After a nice long holiday, I am excited about getting back to painting. It's time to get back to a real schedule of art making that includes carpooling and house stuff. Picasso most certainly did not do house stuff or carpool, although he may have walked the children home if he knew the teacher was young and attractive. Matisse, no way.
I've always had a regimen to guide me. Early morning, with breaks throughout the day to attend to the things of life, and conclude in the early evening. So many ideas and possibilities for paintings have drifted from my consciousness due to responsibilities other than art making. That's not a complaint, just considering it part of the process. One of my solutions is to block time for the studio and stick to it. Another is to keep a notebook with me. I'm always finding spare parts for paintings in my travels: a gesture, a color combination, sometimes enough for a whole painting. A camera has been an important addition too, especially a digital. Take as many pictures as the memory card will allow, delete the nonessential, Photoshop and file the keepers. Digital jpegs have been a great way to send images of my paintings to collectors and galleries.
The most important rule for me is to be conscious of any opportunity, even in the car. There may never be a great carpool painting; I might be wrong, but there are many possibilities along the way. Great and not so great moments in human behavior now take place in the car: gourmet dining, neverending drama through the windshield, and the occasional immaculate conception, the drama of an accident; I believe Caravaggio could have been inspired by a multi-car pileup.

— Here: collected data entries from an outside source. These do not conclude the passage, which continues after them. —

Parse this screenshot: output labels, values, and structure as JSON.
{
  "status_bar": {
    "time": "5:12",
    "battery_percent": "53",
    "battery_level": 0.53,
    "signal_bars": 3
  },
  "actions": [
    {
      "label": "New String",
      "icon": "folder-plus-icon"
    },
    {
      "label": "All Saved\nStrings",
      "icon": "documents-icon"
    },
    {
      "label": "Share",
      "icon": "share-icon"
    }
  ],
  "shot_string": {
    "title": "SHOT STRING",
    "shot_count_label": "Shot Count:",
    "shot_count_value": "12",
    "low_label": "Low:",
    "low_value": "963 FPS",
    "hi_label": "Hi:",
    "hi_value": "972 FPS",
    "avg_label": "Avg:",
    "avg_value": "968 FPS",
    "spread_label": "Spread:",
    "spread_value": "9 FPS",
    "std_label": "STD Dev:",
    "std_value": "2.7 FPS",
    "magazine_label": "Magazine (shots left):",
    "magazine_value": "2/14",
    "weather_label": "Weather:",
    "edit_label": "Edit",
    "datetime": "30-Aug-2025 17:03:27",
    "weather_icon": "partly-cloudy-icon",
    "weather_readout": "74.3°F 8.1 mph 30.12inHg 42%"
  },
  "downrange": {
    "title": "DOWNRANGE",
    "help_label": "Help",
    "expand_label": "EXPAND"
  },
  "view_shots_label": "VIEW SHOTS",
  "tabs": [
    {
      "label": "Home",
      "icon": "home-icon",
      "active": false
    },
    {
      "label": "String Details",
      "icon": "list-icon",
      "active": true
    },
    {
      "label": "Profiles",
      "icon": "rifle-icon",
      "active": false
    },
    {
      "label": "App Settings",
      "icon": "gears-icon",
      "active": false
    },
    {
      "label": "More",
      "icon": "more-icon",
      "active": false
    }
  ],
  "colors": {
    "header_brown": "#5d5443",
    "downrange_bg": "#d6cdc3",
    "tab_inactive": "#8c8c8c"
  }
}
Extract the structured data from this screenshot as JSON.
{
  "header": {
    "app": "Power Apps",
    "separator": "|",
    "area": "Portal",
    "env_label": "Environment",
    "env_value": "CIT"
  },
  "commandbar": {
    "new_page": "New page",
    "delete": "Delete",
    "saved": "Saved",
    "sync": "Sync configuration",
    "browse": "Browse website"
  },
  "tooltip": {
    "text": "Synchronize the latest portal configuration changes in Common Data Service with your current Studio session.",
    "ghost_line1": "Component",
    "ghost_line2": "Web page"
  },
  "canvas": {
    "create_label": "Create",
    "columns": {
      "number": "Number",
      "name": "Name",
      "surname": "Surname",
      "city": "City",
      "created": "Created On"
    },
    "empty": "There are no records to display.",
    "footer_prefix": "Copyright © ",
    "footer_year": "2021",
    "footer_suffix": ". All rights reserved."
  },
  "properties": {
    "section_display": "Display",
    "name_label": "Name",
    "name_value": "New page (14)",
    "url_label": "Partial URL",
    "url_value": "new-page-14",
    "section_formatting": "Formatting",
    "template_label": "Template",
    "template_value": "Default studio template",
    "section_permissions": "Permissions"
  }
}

About a week ago Artnet had a post with a picture of a Fragonard painting, Blind Man's Bluff. I'm always on the lookout for imagery that will spark my painting process. The scene, a woman blindfolded but peeking slightly, in a lush, flowing environment, stepping closer to the edge of a stair, loaded with metaphor as with all of Fragonard's work. The image stayed in my mind for the following week, and I knew it held potential for me. Indeed, while driving the afternoon shift to chauffeur my daughter from school, I noticed a group of kids running across a large green lawnscape, and the last child had on a blindfold. The scene lacked the wanton lust of the Fragonard, but I know an epiphany when it kicks me, usually. I started my own version (Blind Woman's Bluff, shown here) today, and the possibilities are endless, blindfolded, tiptoeing carefully in an uncertain world, quite relevant to my current world view. OK, back to work.